Jean Bonin, président du FIER
Jean Bonin, président du FIER © Crédit Photo DR

Le droit civil ivoirien est largement d’inspiration française. C’est ce qui justifie l’option prise par l’article 48 du Code Ivoirien de la Nationalité. Jean Bonin fait des propositions.

A – LES DIFFÉRENTS MODE D’ACQUISITION DE LA NATIONALITÉ IVOIRIENNE

La nationalité est généralement définie comme le lien juridique qui lie un individu à un Etat donné. Ce lien entraîne pour les personnes concernées des obligations, mais aussi des droits politiques et civils, voire professionnels.

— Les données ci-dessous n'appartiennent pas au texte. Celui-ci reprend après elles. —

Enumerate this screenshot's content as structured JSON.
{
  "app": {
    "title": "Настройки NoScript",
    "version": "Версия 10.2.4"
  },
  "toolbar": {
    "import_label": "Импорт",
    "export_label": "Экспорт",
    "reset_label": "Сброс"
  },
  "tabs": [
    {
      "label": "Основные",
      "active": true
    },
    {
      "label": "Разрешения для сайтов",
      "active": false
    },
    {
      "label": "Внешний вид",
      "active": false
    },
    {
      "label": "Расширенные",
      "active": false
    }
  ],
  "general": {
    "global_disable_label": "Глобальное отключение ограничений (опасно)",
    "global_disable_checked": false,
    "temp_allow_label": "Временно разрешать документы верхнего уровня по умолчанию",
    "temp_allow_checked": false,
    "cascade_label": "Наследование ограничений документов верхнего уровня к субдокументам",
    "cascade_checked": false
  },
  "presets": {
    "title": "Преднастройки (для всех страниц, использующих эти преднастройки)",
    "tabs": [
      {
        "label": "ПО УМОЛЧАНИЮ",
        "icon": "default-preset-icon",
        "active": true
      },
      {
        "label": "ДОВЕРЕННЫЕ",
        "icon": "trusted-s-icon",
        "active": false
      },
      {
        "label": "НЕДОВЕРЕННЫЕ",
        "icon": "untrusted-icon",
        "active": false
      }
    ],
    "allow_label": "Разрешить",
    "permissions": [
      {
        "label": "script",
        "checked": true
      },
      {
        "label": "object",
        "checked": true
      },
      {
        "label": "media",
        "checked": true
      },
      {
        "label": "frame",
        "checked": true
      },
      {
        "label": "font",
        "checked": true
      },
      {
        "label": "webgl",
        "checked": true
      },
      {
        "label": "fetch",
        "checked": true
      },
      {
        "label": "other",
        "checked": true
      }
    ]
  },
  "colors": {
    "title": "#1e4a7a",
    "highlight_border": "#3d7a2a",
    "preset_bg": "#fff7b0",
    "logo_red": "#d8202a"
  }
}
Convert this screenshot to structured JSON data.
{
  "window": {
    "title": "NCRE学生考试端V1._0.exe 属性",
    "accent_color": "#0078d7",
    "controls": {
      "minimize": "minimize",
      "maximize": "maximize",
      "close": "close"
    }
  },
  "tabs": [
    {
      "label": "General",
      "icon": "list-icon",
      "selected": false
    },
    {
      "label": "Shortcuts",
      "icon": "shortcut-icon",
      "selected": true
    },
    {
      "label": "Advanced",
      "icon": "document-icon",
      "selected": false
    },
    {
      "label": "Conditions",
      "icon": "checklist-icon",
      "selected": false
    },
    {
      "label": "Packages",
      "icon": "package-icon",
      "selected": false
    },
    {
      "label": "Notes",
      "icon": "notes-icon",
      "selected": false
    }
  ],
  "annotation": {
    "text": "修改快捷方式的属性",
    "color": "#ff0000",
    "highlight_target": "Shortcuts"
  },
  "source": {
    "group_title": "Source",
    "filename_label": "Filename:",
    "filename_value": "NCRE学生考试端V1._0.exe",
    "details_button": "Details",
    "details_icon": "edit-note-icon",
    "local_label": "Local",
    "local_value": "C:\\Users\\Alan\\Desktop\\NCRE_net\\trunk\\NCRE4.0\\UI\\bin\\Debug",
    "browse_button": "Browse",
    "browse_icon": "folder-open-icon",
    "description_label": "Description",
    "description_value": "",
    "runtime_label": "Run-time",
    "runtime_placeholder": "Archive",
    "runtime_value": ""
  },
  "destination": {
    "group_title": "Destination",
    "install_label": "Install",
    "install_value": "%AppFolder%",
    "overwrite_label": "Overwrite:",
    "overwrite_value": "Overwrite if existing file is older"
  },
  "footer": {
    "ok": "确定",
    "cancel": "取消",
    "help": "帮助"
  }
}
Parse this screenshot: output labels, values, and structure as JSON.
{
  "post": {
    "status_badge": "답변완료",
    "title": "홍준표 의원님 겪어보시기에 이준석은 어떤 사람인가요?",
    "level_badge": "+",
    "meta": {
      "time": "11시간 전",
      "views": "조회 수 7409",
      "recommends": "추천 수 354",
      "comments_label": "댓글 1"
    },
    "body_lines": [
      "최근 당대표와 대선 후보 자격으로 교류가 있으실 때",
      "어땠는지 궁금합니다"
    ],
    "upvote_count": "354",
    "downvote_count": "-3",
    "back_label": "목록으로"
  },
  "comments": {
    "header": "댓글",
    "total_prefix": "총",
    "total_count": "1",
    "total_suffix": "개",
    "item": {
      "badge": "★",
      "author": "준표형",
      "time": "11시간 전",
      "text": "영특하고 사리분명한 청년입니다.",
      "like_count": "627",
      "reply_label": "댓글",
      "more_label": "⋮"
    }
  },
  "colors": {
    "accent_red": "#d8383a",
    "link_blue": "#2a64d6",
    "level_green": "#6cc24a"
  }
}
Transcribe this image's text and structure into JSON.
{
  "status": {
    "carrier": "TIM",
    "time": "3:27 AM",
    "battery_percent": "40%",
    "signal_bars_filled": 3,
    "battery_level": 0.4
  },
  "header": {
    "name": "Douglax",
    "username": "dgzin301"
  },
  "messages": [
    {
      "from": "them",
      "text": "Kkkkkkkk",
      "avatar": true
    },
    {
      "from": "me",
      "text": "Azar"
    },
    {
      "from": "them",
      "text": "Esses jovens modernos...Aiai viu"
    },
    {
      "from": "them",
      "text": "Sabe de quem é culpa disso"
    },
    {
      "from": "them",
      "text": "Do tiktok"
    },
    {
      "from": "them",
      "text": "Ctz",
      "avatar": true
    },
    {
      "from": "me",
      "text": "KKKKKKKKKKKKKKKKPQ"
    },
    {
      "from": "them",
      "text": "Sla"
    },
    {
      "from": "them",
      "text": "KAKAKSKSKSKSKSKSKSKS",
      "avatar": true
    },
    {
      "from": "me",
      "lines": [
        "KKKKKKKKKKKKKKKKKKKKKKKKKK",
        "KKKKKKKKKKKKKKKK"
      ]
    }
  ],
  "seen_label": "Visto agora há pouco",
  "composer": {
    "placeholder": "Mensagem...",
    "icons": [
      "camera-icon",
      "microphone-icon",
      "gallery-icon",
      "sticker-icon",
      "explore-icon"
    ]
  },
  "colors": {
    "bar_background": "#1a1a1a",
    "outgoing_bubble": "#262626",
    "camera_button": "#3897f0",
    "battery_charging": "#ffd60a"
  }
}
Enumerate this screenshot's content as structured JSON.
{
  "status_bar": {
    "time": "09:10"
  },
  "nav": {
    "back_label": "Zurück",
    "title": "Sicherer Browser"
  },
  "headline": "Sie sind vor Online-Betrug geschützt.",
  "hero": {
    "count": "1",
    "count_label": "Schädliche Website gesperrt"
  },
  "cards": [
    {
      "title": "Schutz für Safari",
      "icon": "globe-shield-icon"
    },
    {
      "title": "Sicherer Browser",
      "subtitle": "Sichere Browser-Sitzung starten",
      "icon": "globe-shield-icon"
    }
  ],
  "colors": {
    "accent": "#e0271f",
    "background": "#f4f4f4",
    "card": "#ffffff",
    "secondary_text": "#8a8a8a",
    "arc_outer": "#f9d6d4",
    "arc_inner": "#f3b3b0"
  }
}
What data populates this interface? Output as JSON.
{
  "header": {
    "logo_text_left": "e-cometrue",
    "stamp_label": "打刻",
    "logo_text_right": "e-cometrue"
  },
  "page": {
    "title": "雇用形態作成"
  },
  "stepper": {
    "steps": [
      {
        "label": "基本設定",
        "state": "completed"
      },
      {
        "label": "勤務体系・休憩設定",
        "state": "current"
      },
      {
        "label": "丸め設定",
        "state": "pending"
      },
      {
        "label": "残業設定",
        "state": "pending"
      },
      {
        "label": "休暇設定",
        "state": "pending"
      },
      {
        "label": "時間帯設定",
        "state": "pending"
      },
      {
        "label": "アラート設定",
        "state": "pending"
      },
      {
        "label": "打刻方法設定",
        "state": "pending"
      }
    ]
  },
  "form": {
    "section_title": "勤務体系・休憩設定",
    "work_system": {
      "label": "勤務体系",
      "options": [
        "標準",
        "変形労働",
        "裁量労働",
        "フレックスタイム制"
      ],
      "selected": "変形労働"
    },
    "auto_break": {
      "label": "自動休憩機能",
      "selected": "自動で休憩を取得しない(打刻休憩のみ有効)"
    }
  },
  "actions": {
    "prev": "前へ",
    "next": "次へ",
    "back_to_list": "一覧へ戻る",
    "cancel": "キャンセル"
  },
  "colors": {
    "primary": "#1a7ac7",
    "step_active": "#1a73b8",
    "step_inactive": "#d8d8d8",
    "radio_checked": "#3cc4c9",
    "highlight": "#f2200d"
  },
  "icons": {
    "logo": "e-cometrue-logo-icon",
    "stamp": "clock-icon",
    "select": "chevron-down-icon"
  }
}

La nationalité ivoirienne peut résulter :

– soit d’une attribution par filiation (« jus sanguinis – lien du sang » art 6 et 7),

– soit d’une acquisition :

• par adoption (art 11)

• par déclaration (loi de 2013)

• par le mariage (art 12)

• par décret de naturalisation (art 25)

B – LE PRINCIPE DE LA NON RECONNAISSANCE DE LA DOUBLE NATIONALITÉ ACQUISE

Selon l’article 48 al 1er du Code de la Nationalité : “perd la nationalité ivoirienne, l’ivoirien majeur qui acquiert volontairement une nationalité étrangère, ou qui déclare reconnaître une telle nationalité”.

Il résulte de l’application de cet article 48 que l’ivoirien qui acquiert une nationalité étrangère, suite notamment à un mariage avec un conjoint étranger (ce qui peut lui ouvrir droit à acquisition volontaire de la nationalité de son conjoint), perd sa nationalité ivoirienne, sans autre forme de procédure.

Nombreux sont donc nos concitoyens à l’étranger qui, généralement par ignorance (de la loi), croient être ivoiriens ou binationaux, alors qu’en droit ils ne le sont plus depuis qu’ils ont acquis une nationalité étrangère. C’est le cas de la plupart de nos compatriotes qui se sont établis notamment en Europe (France, Italie, Allemagne, Belgique, Suède…), aux USA, au Canada ou en Asie et qui y ont épousé un conjoint étranger.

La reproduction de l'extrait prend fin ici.